Chronic Estrus Disrupts Uterine Gland Development and Homeostasis.

Female mice homozygous for an engineered Gnrhr E90K mutation have reduced gonadotropin-releasing hormone signaling, leading to infertility. Their ovaries have numerous antral follicles but no corpora lutea, indicating a block to ovulation. These mutants have high levels of circulating estradiol and low progesterone, indicating a state of persistent estrus. This mouse model provided a unique opportunity to examine the lack of cyclic levels of ovarian hormones on uterine gland biology.

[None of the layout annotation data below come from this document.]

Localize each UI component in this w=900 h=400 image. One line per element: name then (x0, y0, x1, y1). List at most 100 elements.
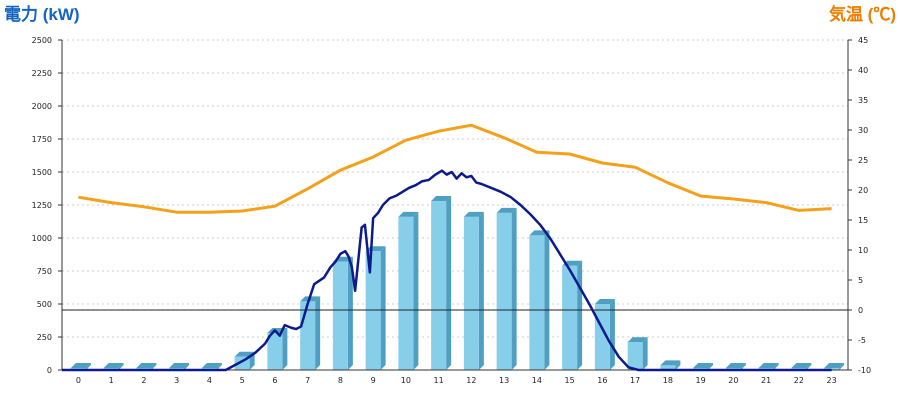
bar-front (431, 201, 447, 370)
bar-top (169, 363, 190, 369)
x-tick-label-2: 2 (141, 376, 146, 385)
x-tick-label-18: 18 (663, 376, 673, 385)
bar-front (398, 216, 414, 370)
x-tick-label-3: 3 (174, 376, 179, 385)
bar-side (151, 363, 157, 370)
bar-side (511, 207, 517, 370)
x-tick-label-19: 19 (696, 376, 706, 385)
right-tick-label--5: -5 (858, 336, 866, 345)
right-tick-label-35: 35 (858, 96, 868, 105)
bar-17 (627, 337, 648, 370)
bar-side (740, 363, 746, 370)
bar-14 (529, 230, 550, 370)
right-tick-label-30: 30 (858, 126, 868, 135)
bar-side (380, 246, 386, 370)
x-tick-label-10: 10 (401, 376, 411, 385)
bar-top (627, 337, 648, 343)
bar-12 (463, 211, 484, 370)
bar-7 (300, 296, 321, 370)
left-tick-label-2000: 2000 (32, 102, 52, 111)
x-tick-label-12: 12 (466, 376, 476, 385)
left-tick-label-0: 0 (47, 366, 52, 375)
bar-side (413, 211, 419, 370)
bar-top (496, 207, 517, 213)
power-line (62, 169, 832, 372)
right-axis-title: 気温 (℃) (828, 4, 896, 24)
left-tick-label-1000: 1000 (32, 234, 52, 243)
bar-side (609, 299, 615, 370)
right-tick-label-45: 45 (858, 36, 868, 45)
bar-side (806, 363, 812, 370)
bar-10 (398, 211, 419, 370)
x-tick-label-17: 17 (630, 376, 640, 385)
x-tick-label-11: 11 (434, 376, 444, 385)
bar-top (136, 363, 157, 369)
bar-top (693, 363, 714, 369)
temperature-line (78, 123, 832, 214)
bar-top (660, 360, 681, 366)
right-tick-label-40: 40 (858, 66, 868, 75)
bar-side (282, 328, 288, 370)
left-tick-label-250: 250 (37, 333, 52, 342)
bar-top (594, 299, 615, 304)
bar-side (544, 230, 550, 370)
left-tick-label-500: 500 (37, 300, 52, 309)
bar-side (675, 360, 681, 370)
x-tick-label-13: 13 (499, 376, 509, 385)
bar-front (660, 365, 676, 370)
bar-top (201, 363, 222, 369)
bar-side (839, 363, 845, 370)
bar-side (708, 363, 714, 370)
right-tick-label--10: -10 (858, 366, 871, 375)
x-tick-label-15: 15 (565, 376, 575, 385)
bar-front (496, 212, 512, 370)
bar-front (267, 333, 283, 370)
bar-side (85, 363, 91, 370)
bar-13 (496, 207, 517, 370)
bar-top (431, 196, 452, 202)
bar-side (118, 363, 124, 370)
bar-front (627, 342, 643, 370)
x-tick-label-14: 14 (532, 376, 542, 385)
bar-front (562, 265, 578, 370)
bar-side (184, 363, 190, 370)
right-tick-label-10: 10 (858, 246, 868, 255)
axes (58, 39, 852, 371)
x-tick-label-1: 1 (109, 376, 114, 385)
bar-side (577, 260, 583, 370)
bar-top (463, 211, 484, 217)
bar-top (758, 363, 779, 369)
bar-side (446, 196, 452, 370)
bar-top (103, 363, 124, 369)
x-tick-label-9: 9 (371, 376, 376, 385)
bar-15 (562, 260, 583, 370)
bar-top (70, 363, 91, 369)
bar-side (642, 337, 648, 370)
bar-top (791, 363, 812, 369)
bar-11 (431, 196, 452, 370)
right-tick-label-15: 15 (858, 216, 868, 225)
x-tick-label-21: 21 (761, 376, 771, 385)
left-tick-label-1500: 1500 (32, 168, 52, 177)
bar-side (347, 256, 353, 370)
bar-front (300, 301, 316, 370)
bar-8 (332, 256, 353, 370)
x-tick-label-8: 8 (338, 376, 343, 385)
series-lines (62, 123, 832, 372)
bar-top (725, 363, 746, 369)
x-tick-label-5: 5 (240, 376, 245, 385)
right-tick-label-0: 0 (858, 306, 863, 315)
right-tick-label-20: 20 (858, 186, 868, 195)
bar-side (216, 363, 222, 370)
bar-side (478, 211, 484, 370)
left-tick-label-750: 750 (37, 267, 52, 276)
left-tick-label-2500: 2500 (32, 36, 52, 45)
x-tick-label-20: 20 (728, 376, 738, 385)
x-tick-label-23: 23 (827, 376, 837, 385)
x-tick-label-0: 0 (76, 376, 81, 385)
bar-top (824, 363, 845, 369)
x-tick-label-4: 4 (207, 376, 212, 385)
left-tick-label-1250: 1250 (32, 201, 52, 210)
bar-front (529, 235, 545, 370)
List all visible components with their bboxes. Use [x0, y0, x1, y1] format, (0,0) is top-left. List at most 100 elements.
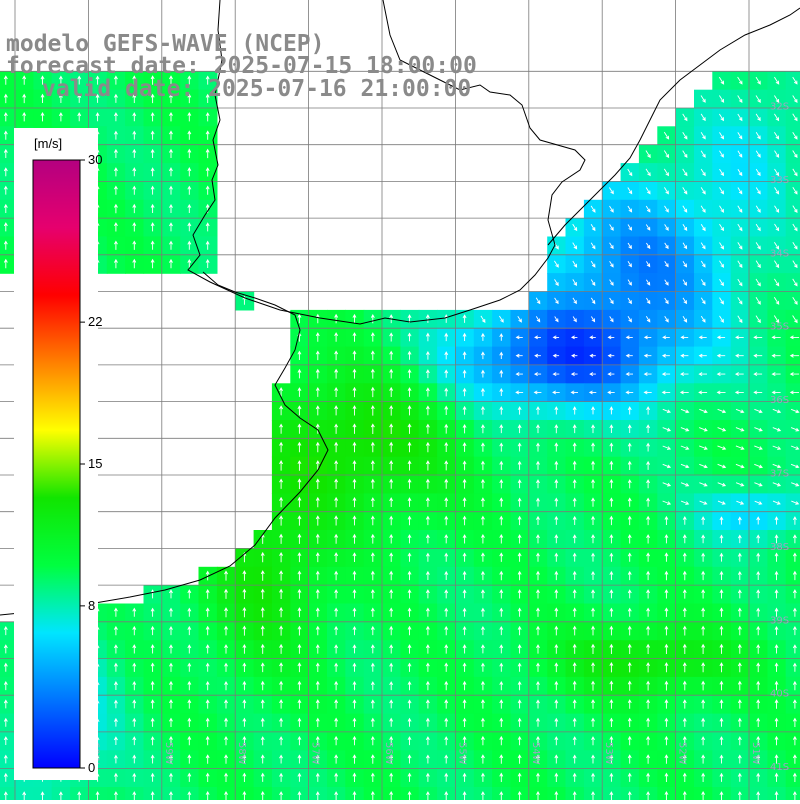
wind-cell	[785, 218, 800, 238]
wind-arrow	[389, 386, 394, 397]
wind-cell	[0, 163, 16, 183]
wind-arrow	[169, 203, 173, 213]
wind-arrow	[591, 589, 595, 599]
wind-arrow	[591, 643, 595, 654]
wind-arrow	[462, 369, 467, 378]
wind-arrow	[169, 644, 173, 654]
wind-arrow	[664, 224, 669, 231]
wind-arrow	[792, 699, 797, 709]
wind-cell	[0, 199, 16, 219]
wind-arrow	[3, 93, 8, 104]
wind-cell	[785, 658, 800, 678]
wind-arrow	[737, 589, 742, 599]
wind-arrow	[315, 496, 320, 508]
wind-arrow	[444, 625, 449, 636]
wind-arrow	[499, 460, 504, 470]
wind-arrow	[646, 772, 650, 782]
wind-arrow	[462, 570, 467, 580]
wind-arrow	[774, 717, 779, 727]
wind-arrow	[3, 112, 8, 122]
wind-arrow	[554, 736, 559, 746]
wind-arrow	[536, 515, 540, 525]
wind-arrow	[735, 445, 745, 450]
wind-arrow	[536, 644, 540, 654]
wind-arrow	[756, 791, 761, 801]
wind-arrow	[774, 772, 779, 782]
wind-arrow	[735, 335, 744, 340]
wind-arrow	[389, 478, 394, 489]
wind-arrow	[407, 625, 412, 636]
wind-arrow	[552, 372, 560, 376]
wind-cell	[0, 621, 16, 641]
wind-arrow	[425, 570, 430, 580]
wind-arrow	[279, 387, 283, 397]
wind-arrow	[607, 353, 615, 358]
wind-arrow	[3, 754, 8, 764]
wind-arrow	[58, 93, 63, 103]
wind-arrow	[572, 479, 577, 489]
wind-arrow	[224, 644, 228, 654]
wind-arrow	[682, 260, 687, 268]
wind-arrow	[352, 441, 357, 453]
wind-arrow	[279, 441, 283, 453]
wind-arrow	[187, 735, 192, 746]
wind-arrow	[591, 736, 595, 746]
wind-arrow	[680, 353, 689, 358]
wind-arrow	[279, 496, 283, 508]
wind-arrow	[407, 552, 412, 562]
wind-arrow	[389, 754, 394, 764]
wind-arrow	[627, 699, 632, 709]
wind-arrow	[407, 332, 412, 342]
wind-arrow	[755, 297, 761, 305]
wind-arrow	[735, 463, 745, 469]
wind-arrow	[297, 754, 302, 764]
lat-label: 34S	[770, 248, 789, 259]
wind-arrow	[534, 335, 541, 340]
wind-arrow	[664, 735, 669, 746]
wind-arrow	[462, 607, 467, 617]
wind-cell	[785, 750, 800, 770]
wind-arrow	[590, 242, 596, 250]
wind-arrow	[609, 478, 614, 489]
wind-arrow	[664, 297, 669, 305]
wind-arrow	[187, 625, 192, 636]
wind-arrow	[664, 680, 669, 691]
wind-arrow	[572, 570, 577, 580]
wind-arrow	[792, 315, 798, 324]
wind-arrow	[552, 390, 560, 395]
wind-arrow	[279, 606, 283, 618]
wind-arrow	[444, 423, 449, 434]
wind-arrow	[609, 497, 614, 507]
wind-arrow	[462, 589, 467, 599]
wind-arrow	[187, 717, 192, 727]
wind-arrow	[297, 680, 302, 691]
wind-arrow	[792, 150, 798, 158]
wind-arrow	[737, 699, 742, 709]
wind-arrow	[682, 168, 688, 177]
wind-arrow	[609, 424, 614, 433]
wind-arrow	[755, 187, 761, 195]
wind-arrow	[591, 570, 595, 580]
wind-arrow	[591, 478, 595, 489]
wind-arrow	[609, 643, 614, 654]
wind-arrow	[682, 242, 688, 250]
wind-arrow	[242, 588, 247, 599]
wind-arrow	[664, 772, 669, 782]
wind-arrow	[315, 386, 320, 397]
wind-arrow	[150, 680, 155, 691]
wind-arrow	[572, 736, 577, 746]
wind-arrow	[444, 497, 449, 507]
lat-label: 38S	[770, 542, 789, 553]
wind-arrow	[643, 353, 652, 358]
wind-arrow	[754, 463, 763, 469]
wind-arrow	[224, 570, 228, 581]
wind-arrow	[260, 643, 265, 654]
wind-arrow	[352, 644, 357, 654]
wind-arrow	[462, 754, 467, 764]
lon-label: 57W	[310, 742, 321, 765]
wind-arrow	[591, 791, 595, 801]
wind-arrow	[627, 570, 632, 581]
wind-arrow	[572, 497, 577, 507]
wind-arrow	[591, 754, 595, 764]
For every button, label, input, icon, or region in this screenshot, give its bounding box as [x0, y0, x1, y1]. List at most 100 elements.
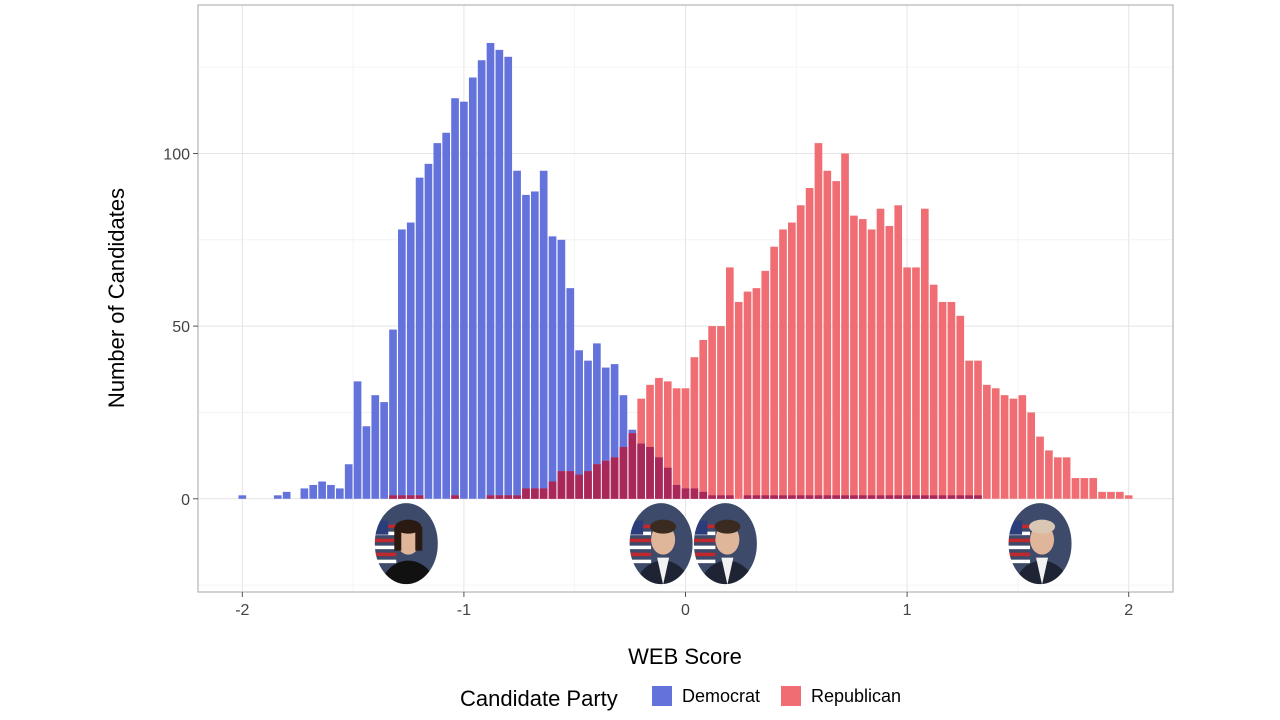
republican-bar: [699, 339, 708, 499]
democrat-bar: [593, 343, 601, 499]
republican-bar: [1027, 412, 1036, 499]
democrat-bar: [424, 163, 433, 499]
legend-swatch-republican: [781, 686, 801, 706]
overlap-bar: [876, 495, 885, 499]
overlap-bar: [912, 495, 920, 499]
republican-bar: [779, 229, 787, 499]
overlap-bar: [885, 495, 894, 499]
overlap-bar: [513, 495, 521, 499]
democrat-bar: [433, 143, 442, 499]
democrat-bar: [504, 56, 513, 499]
republican-bar: [1124, 495, 1133, 499]
democrat-bar: [468, 77, 477, 499]
republican-bar: [1018, 395, 1027, 499]
overlap-bar: [743, 495, 752, 499]
democrat-bar: [327, 484, 335, 499]
overlap-bar: [929, 495, 938, 499]
republican-bar: [788, 222, 796, 499]
republican-bar: [734, 301, 743, 499]
overlap-bar: [699, 491, 708, 499]
overlap-bar: [956, 495, 965, 499]
republican-bar: [938, 301, 947, 499]
candidate-photo-center-right: [692, 502, 758, 586]
x-axis-title: WEB Score: [628, 644, 742, 669]
republican-bar: [920, 208, 929, 499]
republican-bar: [956, 315, 965, 499]
democrat-bar: [486, 42, 495, 499]
overlap-bars: [389, 433, 982, 499]
democrat-bar: [309, 484, 318, 499]
republican-bar: [717, 326, 725, 499]
democrat-bar: [530, 191, 539, 499]
overlap-bar: [690, 488, 699, 499]
republican-bar: [1107, 491, 1115, 499]
overlap-bar: [717, 495, 725, 499]
overlap-bar: [920, 495, 929, 499]
overlap-bar: [974, 495, 982, 499]
republican-bar: [752, 288, 761, 499]
republican-bar: [841, 153, 849, 499]
overlap-bar: [947, 495, 956, 499]
republican-bar: [761, 270, 770, 499]
overlap-bar: [530, 488, 539, 499]
x-tick-label: 0: [681, 602, 690, 619]
candidate-photo-right: [1007, 502, 1073, 586]
republican-bar: [743, 291, 752, 499]
overlap-bar: [601, 460, 610, 499]
republican-bar: [663, 381, 672, 499]
republican-bar: [1009, 398, 1018, 499]
legend-title: Candidate Party: [460, 686, 618, 711]
democrat-bar: [575, 350, 583, 499]
legend: Candidate Party Democrat Republican: [460, 686, 901, 711]
overlap-bar: [628, 433, 637, 499]
overlap-bar: [486, 495, 495, 499]
overlap-bar: [619, 446, 628, 499]
democrat-bar: [415, 177, 424, 499]
y-tick-label: 0: [181, 492, 190, 509]
democrat-bar: [442, 132, 451, 499]
democrat-bar: [318, 481, 326, 499]
republican-bar: [832, 181, 841, 499]
overlap-bar: [858, 495, 867, 499]
overlap-bar: [894, 495, 903, 499]
democrat-bar: [539, 170, 548, 499]
overlap-bar: [761, 495, 770, 499]
overlap-bar: [867, 495, 876, 499]
candidate-photo-left: [373, 502, 439, 586]
republican-bar: [1080, 478, 1089, 499]
legend-label-republican: Republican: [811, 686, 901, 706]
democrat-bar: [353, 381, 362, 499]
republican-bar: [646, 384, 654, 499]
x-tick-label: 2: [1124, 602, 1133, 619]
democrat-bar: [273, 495, 282, 499]
overlap-bar: [398, 495, 406, 499]
republican-bar: [770, 246, 778, 499]
democrat-bar: [610, 364, 619, 499]
republican-bar: [1062, 457, 1071, 499]
candidate-photo-center-left: [628, 502, 694, 586]
republican-bar: [823, 170, 832, 499]
overlap-bar: [805, 495, 814, 499]
y-axis-ticks: 0 50 100: [163, 146, 198, 509]
republican-bar: [1115, 491, 1124, 499]
republican-bar: [708, 326, 716, 499]
democrat-bar: [362, 426, 371, 499]
republican-bar: [965, 360, 973, 499]
democrat-bar: [238, 495, 247, 499]
democrat-bar: [513, 170, 521, 499]
republican-bar: [681, 388, 690, 499]
republican-bar: [876, 208, 885, 499]
republican-bar: [1045, 450, 1053, 499]
republican-bar: [1000, 395, 1009, 499]
democrat-bar: [601, 367, 610, 499]
republican-bar: [796, 205, 805, 499]
democrat-bar: [389, 329, 397, 499]
overlap-bar: [406, 495, 415, 499]
republican-bar: [672, 388, 681, 499]
republican-bar: [912, 267, 920, 499]
overlap-bar: [389, 495, 397, 499]
overlap-bar: [575, 474, 583, 499]
overlap-bar: [566, 471, 575, 499]
republican-bar: [974, 360, 982, 499]
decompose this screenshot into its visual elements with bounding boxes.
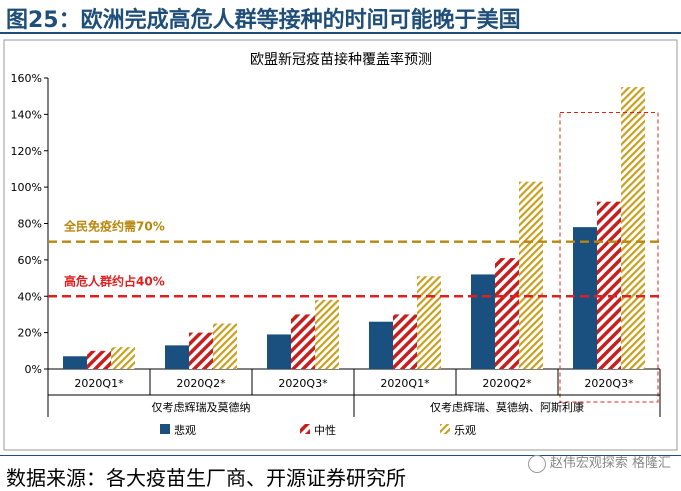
bar-pessimistic <box>573 227 597 369</box>
bar-neutral <box>495 258 519 369</box>
source-rule <box>0 455 681 456</box>
herd-immunity-line-label: 全民免疫约需70% <box>63 219 165 234</box>
source-note: 数据来源：各大疫苗生厂商、开源证券研究所 <box>6 466 406 490</box>
chart-title: 欧盟新冠疫苗接种覆盖率预测 <box>250 51 432 68</box>
y-tick-label: 40% <box>18 290 42 303</box>
y-tick-label: 160% <box>11 72 42 85</box>
bar-neutral <box>597 201 621 369</box>
bar-neutral <box>87 350 111 369</box>
bar-optimistic <box>519 181 543 369</box>
y-tick-label: 120% <box>11 145 42 158</box>
bar-optimistic <box>315 299 339 369</box>
x-tick-label: 2020Q1* <box>74 377 124 390</box>
y-tick-label: 80% <box>18 218 42 231</box>
legend-swatch <box>440 424 450 434</box>
watermark: 赵伟宏观探索 格隆汇 <box>527 452 671 473</box>
y-tick-label: 20% <box>18 327 42 340</box>
y-tick-label: 100% <box>11 181 42 194</box>
bar-pessimistic <box>471 274 495 369</box>
coverage-chart: 欧盟新冠疫苗接种覆盖率预测 0% 20% 40% 60% 80% 100% 120% 140%… <box>3 39 678 451</box>
watermark-logo: 格隆汇 <box>631 456 671 471</box>
wechat-icon <box>527 454 546 473</box>
bar-pessimistic <box>63 356 87 369</box>
y-tick-label: 140% <box>11 108 42 121</box>
legend-label: 乐观 <box>454 424 476 437</box>
watermark-text: 赵伟宏观探索 <box>549 456 628 471</box>
high-risk-line-label: 高危人群约占40% <box>64 273 165 288</box>
bar-optimistic <box>111 347 135 369</box>
x-tick-label: 2020Q3* <box>584 377 634 390</box>
bar-neutral <box>393 314 417 369</box>
bar-pessimistic <box>267 334 291 369</box>
bar-optimistic <box>417 276 441 369</box>
group-label: 仅考虑辉瑞及莫德纳 <box>152 400 251 414</box>
bar-neutral <box>189 332 213 369</box>
highlight-box <box>559 112 659 403</box>
y-tick-label: 0% <box>25 363 42 376</box>
legend-label: 中性 <box>314 423 336 437</box>
bar-pessimistic <box>165 345 189 369</box>
x-tick-label: 2020Q2* <box>176 377 226 390</box>
x-tick-label: 2020Q3* <box>278 377 328 390</box>
figure-title: 图25：欧洲完成高危人群等接种的时间可能晚于美国 <box>6 8 521 33</box>
y-tick-label: 60% <box>18 254 42 267</box>
bar-optimistic <box>621 87 645 369</box>
legend-swatch <box>160 424 170 434</box>
bar-neutral <box>291 314 315 369</box>
legend-swatch <box>300 424 310 434</box>
legend-label: 悲观 <box>174 423 196 437</box>
group-label: 仅考虑辉瑞、莫德纳、阿斯利康 <box>430 400 584 414</box>
chart-frame <box>3 39 678 451</box>
x-tick-label: 2020Q1* <box>380 377 430 390</box>
bar-optimistic <box>213 323 237 369</box>
title-rule <box>0 32 681 34</box>
x-tick-label: 2020Q2* <box>482 377 532 390</box>
bar-pessimistic <box>369 321 393 369</box>
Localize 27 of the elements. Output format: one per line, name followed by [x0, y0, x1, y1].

Although uterine gland development appeared similar to controls during prepubertal development, it was compromised during adolescence in the mutants. By age 20 weeks, uterine gland development was comparable to controls, but pathologies, including cribriform glandular structures, were observed. Induction of ovulations by periodic human chorionic gonadotropin treatment did not rescue postpubertal uterine gland development. Interestingly, progesterone receptor knockout mice, which lack progesterone signaling, also have defects in postpubertal uterine gland development. However, progesterone treatment did not rescue postpubertal uterine gland development. These studies indicate that chronically elevated levels of estradiol with low progesterone and therefore an absence of cyclic ovarian hormone secretion disrupts postpubertal uterine gland development and homeostasis.